We are seeking a highly experienced and proactive Global Data Privacy Officer (DPO) to lead our internal data protection strategy. This key role will ensure that our organization processes personal data of customers, employees, and partners in compliance with global regulations, including EU GDPR, UK GDPR, Brazilian LGPD, and other emerging international laws. The ideal candidate will be a subject matter expert in data rights, providing strategic guidance to senior leadership, managing high-stakes DSAR requests, and fostering a robust, privacy-first culture.

• Serve as the primary point of contact for data protection authorities and lead the organization’s response to data protection inquiries and investigations.
• Monitor global privacy law changes, interpret their implications, and implement necessary updates to internal data processing activities.
• Develop, implement, and maintain internal data privacy policies, procedures, and data governance frameworks across all operational regions.
• Maintain comprehensive Records of Processing Activities (RoPA).

• Own and manage the end-to-end DSAR process, ensuring timely and compliant responses to data access, rectification, erasure, and portability requests globally.
• Develop robust, scalable processes to identify, locate, and process sensitive data across various organizational systems.
• Evaluate complex data requests, ensuring the protection of individuals' rights while balancing third-party confidentiality.

• Oversee Data Protection Impact Assessments (DPIAs) for high-risk processing, new products, and vendor technologies.
• Collaborate with IT/Security teams to ensure technical safeguards (encryption, data minimization) are implemented by design.
• Conduct audits to proactively address compliance vulnerabilities.

• Lead the investigation and management of data breaches, ensuring effective response and containment.
• Coordinate notifications to regulatory authorities and affected individuals within legal timelines.

• Foster a proactive data protection culture through employee training and awareness programs.
• Act as a "privacy evangelist," providing actionable guidance to HR, Marketing, and Engineering teams.

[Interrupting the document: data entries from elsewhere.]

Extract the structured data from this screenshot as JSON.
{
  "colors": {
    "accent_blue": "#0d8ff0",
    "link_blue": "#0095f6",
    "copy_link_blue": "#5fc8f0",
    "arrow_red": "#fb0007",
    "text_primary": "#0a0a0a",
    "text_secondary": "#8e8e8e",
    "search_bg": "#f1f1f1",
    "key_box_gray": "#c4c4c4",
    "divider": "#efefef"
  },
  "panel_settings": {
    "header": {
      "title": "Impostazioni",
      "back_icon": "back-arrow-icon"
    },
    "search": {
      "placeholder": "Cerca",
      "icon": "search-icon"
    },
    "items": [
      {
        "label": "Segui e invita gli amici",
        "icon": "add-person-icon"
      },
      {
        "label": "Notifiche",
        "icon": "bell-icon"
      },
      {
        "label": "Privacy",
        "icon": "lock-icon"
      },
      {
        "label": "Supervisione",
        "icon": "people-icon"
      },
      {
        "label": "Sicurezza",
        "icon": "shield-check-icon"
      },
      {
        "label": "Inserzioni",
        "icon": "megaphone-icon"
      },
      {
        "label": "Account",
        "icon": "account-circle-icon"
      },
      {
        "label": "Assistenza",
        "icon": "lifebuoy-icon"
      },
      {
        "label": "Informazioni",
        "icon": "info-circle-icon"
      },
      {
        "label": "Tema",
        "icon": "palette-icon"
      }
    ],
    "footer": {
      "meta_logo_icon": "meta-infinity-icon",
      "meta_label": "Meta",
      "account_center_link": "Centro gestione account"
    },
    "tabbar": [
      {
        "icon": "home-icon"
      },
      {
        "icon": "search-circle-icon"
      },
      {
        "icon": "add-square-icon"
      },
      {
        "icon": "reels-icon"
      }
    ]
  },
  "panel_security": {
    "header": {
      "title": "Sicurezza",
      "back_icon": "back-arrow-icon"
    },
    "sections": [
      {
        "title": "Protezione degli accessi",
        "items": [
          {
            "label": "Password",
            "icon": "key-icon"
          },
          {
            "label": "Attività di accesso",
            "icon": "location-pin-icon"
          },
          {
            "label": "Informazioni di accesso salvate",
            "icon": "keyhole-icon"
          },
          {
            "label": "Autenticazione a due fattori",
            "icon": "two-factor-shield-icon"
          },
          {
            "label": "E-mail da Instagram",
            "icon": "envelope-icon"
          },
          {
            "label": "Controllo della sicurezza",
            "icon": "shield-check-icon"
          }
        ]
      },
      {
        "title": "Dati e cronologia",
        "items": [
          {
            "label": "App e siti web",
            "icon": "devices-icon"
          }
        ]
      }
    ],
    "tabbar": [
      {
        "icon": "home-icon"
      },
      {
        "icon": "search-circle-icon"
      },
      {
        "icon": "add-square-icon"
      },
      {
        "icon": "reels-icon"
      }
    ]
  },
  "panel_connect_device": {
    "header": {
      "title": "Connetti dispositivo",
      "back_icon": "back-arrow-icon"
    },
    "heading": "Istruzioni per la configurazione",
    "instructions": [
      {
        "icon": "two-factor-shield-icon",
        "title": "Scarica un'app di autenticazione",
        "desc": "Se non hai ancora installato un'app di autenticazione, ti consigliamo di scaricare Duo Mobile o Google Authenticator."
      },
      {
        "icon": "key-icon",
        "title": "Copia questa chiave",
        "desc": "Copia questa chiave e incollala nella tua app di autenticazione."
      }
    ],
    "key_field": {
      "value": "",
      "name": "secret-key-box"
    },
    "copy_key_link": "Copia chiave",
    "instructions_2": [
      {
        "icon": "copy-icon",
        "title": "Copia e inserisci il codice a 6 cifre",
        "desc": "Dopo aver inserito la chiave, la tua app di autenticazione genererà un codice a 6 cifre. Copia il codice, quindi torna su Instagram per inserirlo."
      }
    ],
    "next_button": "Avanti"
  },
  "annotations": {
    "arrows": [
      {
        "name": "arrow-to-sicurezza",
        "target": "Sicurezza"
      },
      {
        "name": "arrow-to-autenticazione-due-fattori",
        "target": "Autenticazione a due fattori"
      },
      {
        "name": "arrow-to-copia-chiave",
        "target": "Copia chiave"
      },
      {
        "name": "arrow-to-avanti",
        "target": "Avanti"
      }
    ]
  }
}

Please note this job description is not designed to cover or contain a comprehensive listing of activities, duties or responsibilities that are required of the employee for this job. Functions, duties, responsibilities, and activities may change at any time with or without notice.

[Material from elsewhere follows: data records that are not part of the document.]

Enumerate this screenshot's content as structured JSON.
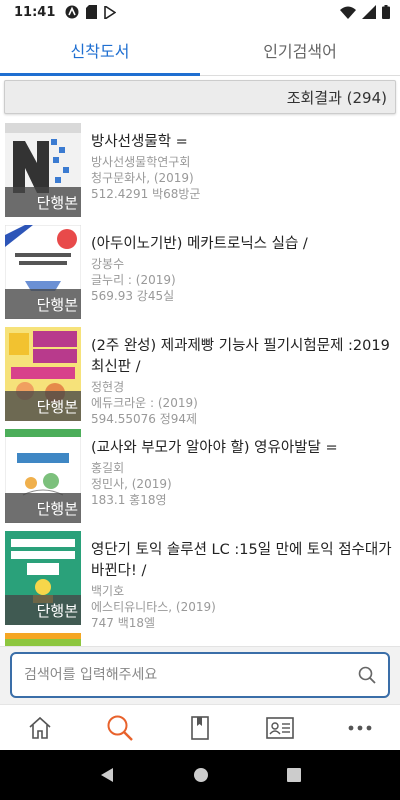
{
  "status_bar": {
    "time": "11:41"
  },
  "tabs": [
    {
      "label": "신착도서",
      "active": true
    },
    {
      "label": "인기검색어",
      "active": false
    }
  ],
  "results": {
    "label": "조회결과 (294)"
  },
  "books": [
    {
      "title": "방사선생물학 =",
      "author": "방사선생물학연구회",
      "publisher": "청구문화사, (2019)",
      "call_number": "512.4291 박68방군",
      "badge": "단행본"
    },
    {
      "title": "(아두이노기반) 메카트로닉스 실습 /",
      "author": "강봉수",
      "publisher": "글누리 : (2019)",
      "call_number": "569.93 강45실",
      "badge": "단행본"
    },
    {
      "title": "(2주 완성) 제과제빵 기능사 필기시험문제 :2019 최신판 /",
      "author": "정현경",
      "publisher": "에듀크라운 : (2019)",
      "call_number": "594.55076 정94제",
      "badge": "단행본"
    },
    {
      "title": "(교사와 부모가 알아야 할) 영유아발달 =",
      "author": "홍길회",
      "publisher": "정민사, (2019)",
      "call_number": "183.1 홍18영",
      "badge": "단행본"
    },
    {
      "title": "영단기 토익 솔루션 LC :15일 만에 토익 점수대가 바뀐다! /",
      "author": "백기호",
      "publisher": "에스티유니타스, (2019)",
      "call_number": "747 백18엘",
      "badge": "단행본"
    }
  ],
  "search": {
    "placeholder": "검색어를 입력해주세요"
  },
  "bottom_nav": [
    {
      "icon": "home-icon",
      "active": false
    },
    {
      "icon": "search-icon",
      "active": true
    },
    {
      "icon": "book-icon",
      "active": false
    },
    {
      "icon": "id-card-icon",
      "active": false
    },
    {
      "icon": "more-icon",
      "active": false
    }
  ],
  "colors": {
    "accent": "#1f6fd1",
    "active_nav": "#e8622c",
    "search_border": "#3a6ea8"
  }
}
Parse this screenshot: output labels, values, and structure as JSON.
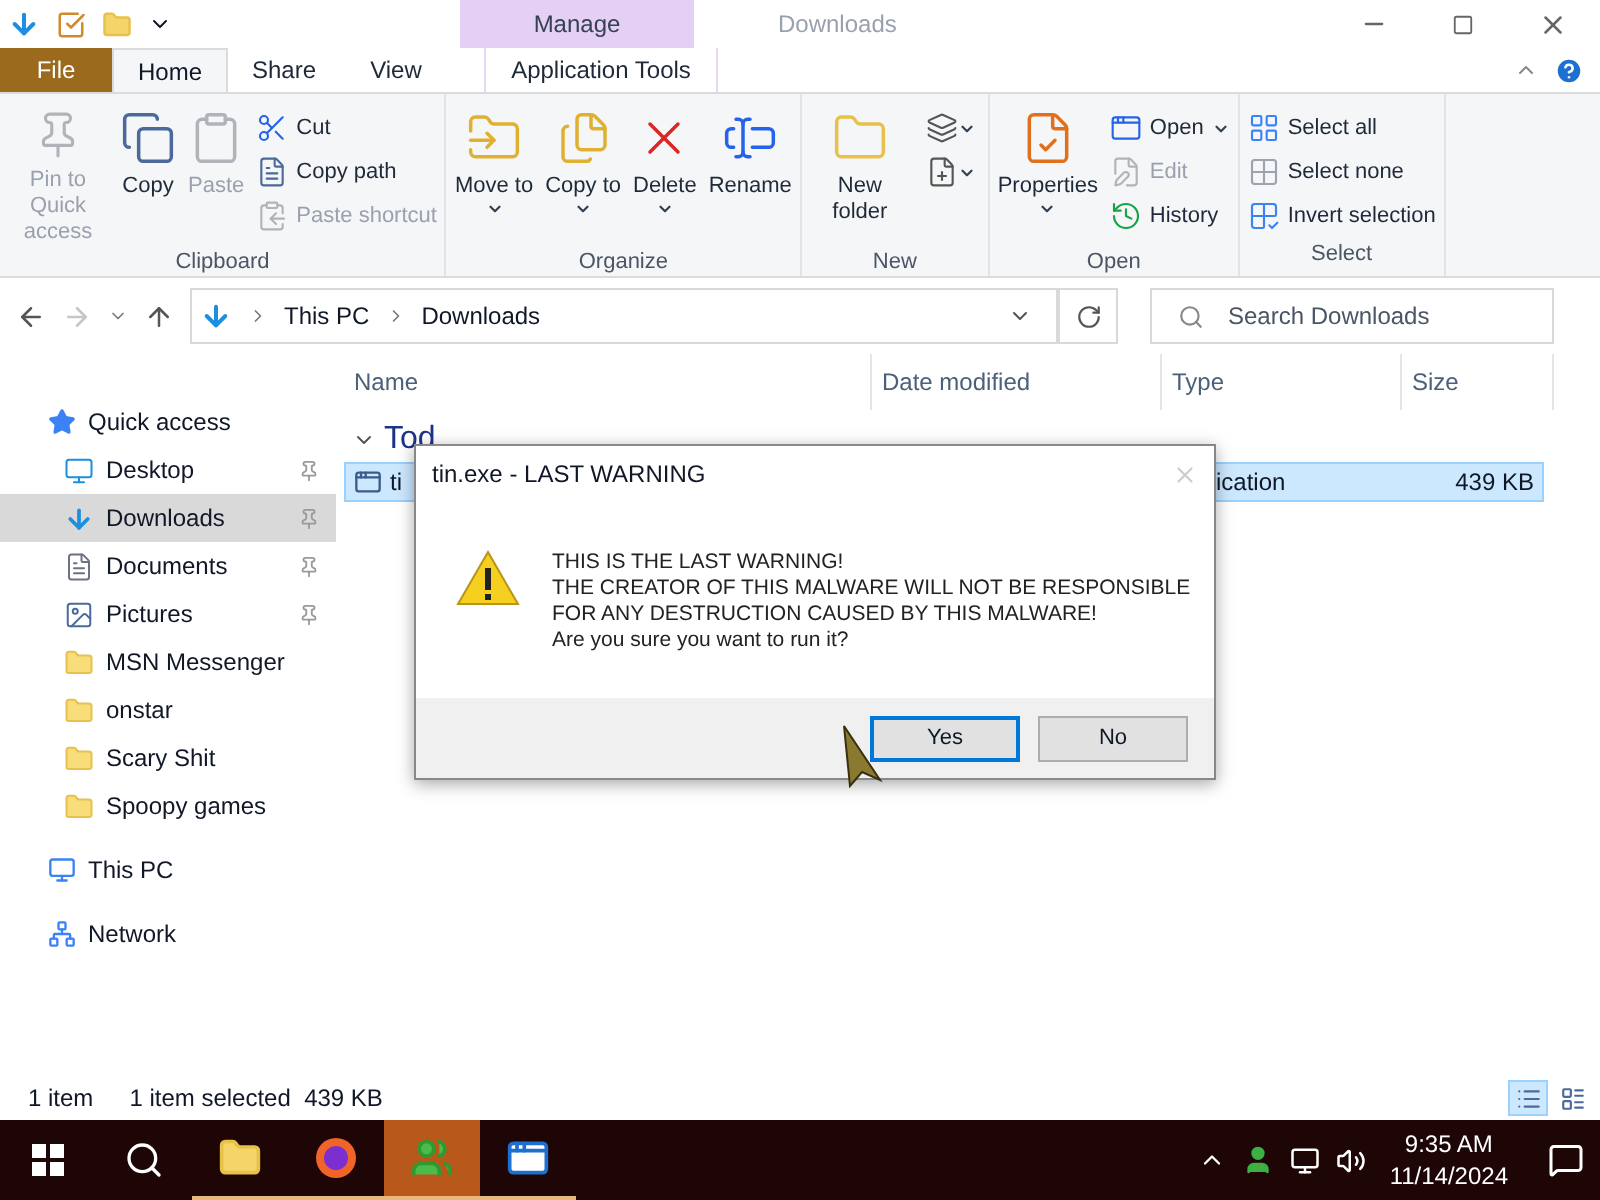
{
  "window": {
    "title": "Downloads",
    "context_header": "Manage"
  },
  "ribbon_tabs": [
    {
      "label": "File",
      "kind": "file",
      "selected": false
    },
    {
      "label": "Home",
      "kind": "tab",
      "selected": true
    },
    {
      "label": "Share",
      "kind": "tab",
      "selected": false
    },
    {
      "label": "View",
      "kind": "tab",
      "selected": false
    },
    {
      "label": "Application Tools",
      "kind": "context",
      "selected": false
    }
  ],
  "ribbon_groups": [
    {
      "label": "Clipboard",
      "commands": [
        {
          "label": "Pin to Quick access",
          "kind": "large",
          "disabled": true,
          "menu": false
        },
        {
          "label": "Copy",
          "kind": "large",
          "disabled": false,
          "menu": false
        },
        {
          "label": "Paste",
          "kind": "large",
          "disabled": true,
          "menu": false
        },
        {
          "label": "Cut",
          "kind": "small",
          "disabled": false,
          "menu": false
        },
        {
          "label": "Copy path",
          "kind": "small",
          "disabled": false,
          "menu": false
        },
        {
          "label": "Paste shortcut",
          "kind": "small",
          "disabled": true,
          "menu": false
        }
      ]
    },
    {
      "label": "Organize",
      "commands": [
        {
          "label": "Move to",
          "kind": "large",
          "disabled": false,
          "menu": true
        },
        {
          "label": "Copy to",
          "kind": "large",
          "disabled": false,
          "menu": true
        },
        {
          "label": "Delete",
          "kind": "large",
          "disabled": false,
          "menu": true
        },
        {
          "label": "Rename",
          "kind": "large",
          "disabled": false,
          "menu": false
        }
      ]
    },
    {
      "label": "New",
      "commands": [
        {
          "label": "New folder",
          "kind": "large",
          "disabled": false,
          "menu": false
        },
        {
          "kind": "icon",
          "disabled": false,
          "menu": true
        },
        {
          "kind": "icon",
          "disabled": false,
          "menu": true
        }
      ]
    },
    {
      "label": "Open",
      "commands": [
        {
          "label": "Properties",
          "kind": "large",
          "disabled": false,
          "menu": true
        },
        {
          "label": "Open",
          "kind": "small",
          "disabled": false,
          "menu": true
        },
        {
          "label": "Edit",
          "kind": "small",
          "disabled": true,
          "menu": false
        },
        {
          "label": "History",
          "kind": "small",
          "disabled": false,
          "menu": false
        }
      ]
    },
    {
      "label": "Select",
      "commands": [
        {
          "label": "Select all",
          "kind": "small",
          "disabled": false,
          "menu": false
        },
        {
          "label": "Select none",
          "kind": "small",
          "disabled": false,
          "menu": false
        },
        {
          "label": "Invert selection",
          "kind": "small",
          "disabled": false,
          "menu": false
        }
      ]
    }
  ],
  "address_bar": {
    "path": [
      "This PC",
      "Downloads"
    ],
    "forward_disabled": true
  },
  "search": {
    "placeholder": "Search Downloads"
  },
  "sidebar": {
    "items": [
      {
        "label": "Quick access",
        "selected": false,
        "children": [
          {
            "label": "Desktop",
            "selected": false,
            "pinned": true
          },
          {
            "label": "Downloads",
            "selected": true,
            "pinned": true
          },
          {
            "label": "Documents",
            "selected": false,
            "pinned": true
          },
          {
            "label": "Pictures",
            "selected": false,
            "pinned": true
          },
          {
            "label": "MSN Messenger",
            "selected": false,
            "pinned": false
          },
          {
            "label": "onstar",
            "selected": false,
            "pinned": false
          },
          {
            "label": "Scary Shit",
            "selected": false,
            "pinned": false
          },
          {
            "label": "Spoopy games",
            "selected": false,
            "pinned": false
          }
        ]
      },
      {
        "label": "This PC",
        "selected": false
      },
      {
        "label": "Network",
        "selected": false
      }
    ]
  },
  "file_list": {
    "columns": [
      "Name",
      "Date modified",
      "Type",
      "Size"
    ],
    "groups": [
      {
        "label": "Tod",
        "expanded": true,
        "rows": [
          {
            "name": "ti",
            "type": "ication",
            "size": "439 KB",
            "selected": true
          }
        ]
      }
    ]
  },
  "dialog": {
    "title": "tin.exe - LAST WARNING",
    "message": [
      "THIS IS THE LAST WARNING!",
      "THE CREATOR OF THIS MALWARE WILL NOT BE RESPONSIBLE",
      "FOR ANY DESTRUCTION CAUSED BY THIS MALWARE!",
      "Are you sure you want to run it?"
    ],
    "buttons": [
      {
        "label": "Yes",
        "selected": true
      },
      {
        "label": "No",
        "selected": false
      }
    ]
  },
  "status_bar": {
    "count": "1 item",
    "selection": "1 item selected  439 KB",
    "views": [
      {
        "selected": true
      },
      {
        "selected": false
      }
    ]
  },
  "taskbar": {
    "apps": [
      {
        "active": false,
        "running": true
      },
      {
        "active": false,
        "running": true
      },
      {
        "active": true,
        "running": true
      },
      {
        "active": false,
        "running": true
      }
    ],
    "time": "9:35 AM",
    "date": "11/14/2024"
  }
}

•  7+ years of dedicated data privacy experience, with at least 3 years in a senior or global role managing complex privacy programs.
• Global Knowledge: Deep understanding of GDPR (EU & UK), with experience in Brazilian LGPD, CCPA/CPRA, or other international laws.
• DSAR Expert: Proven track record of managing complex DSAR requests, including in-depth data mapping, redacting, and navigating legal exceptions.
•  Demonstrated ability to work independently, report to top management, and challenge data processing activities without conflict of interest.
•  Bachelor’s degree in Law, IT, or related field. A Master's degree is preferred.
•  IAPP Certifications (CIPP/E, CIPM, or CIPT) are highly desirable.
•  Fluency in English is required; Italian or French is a strong advantage given the locations.

• Strategic Thinking: Ability to translate complex regulations into practical business requirements.
• Communication: Exceptional verbal and written communication skills to educate staff and interact with stakeholders at all levels.
• Problem-Solving: Strong analytical skills to assess privacy risks and implement mitigating controls.

EEO Statement

Abercrombie & Kent is an equal opportunity employer. We celebrate diversity and are committed to creating an inclusive environment for all employees.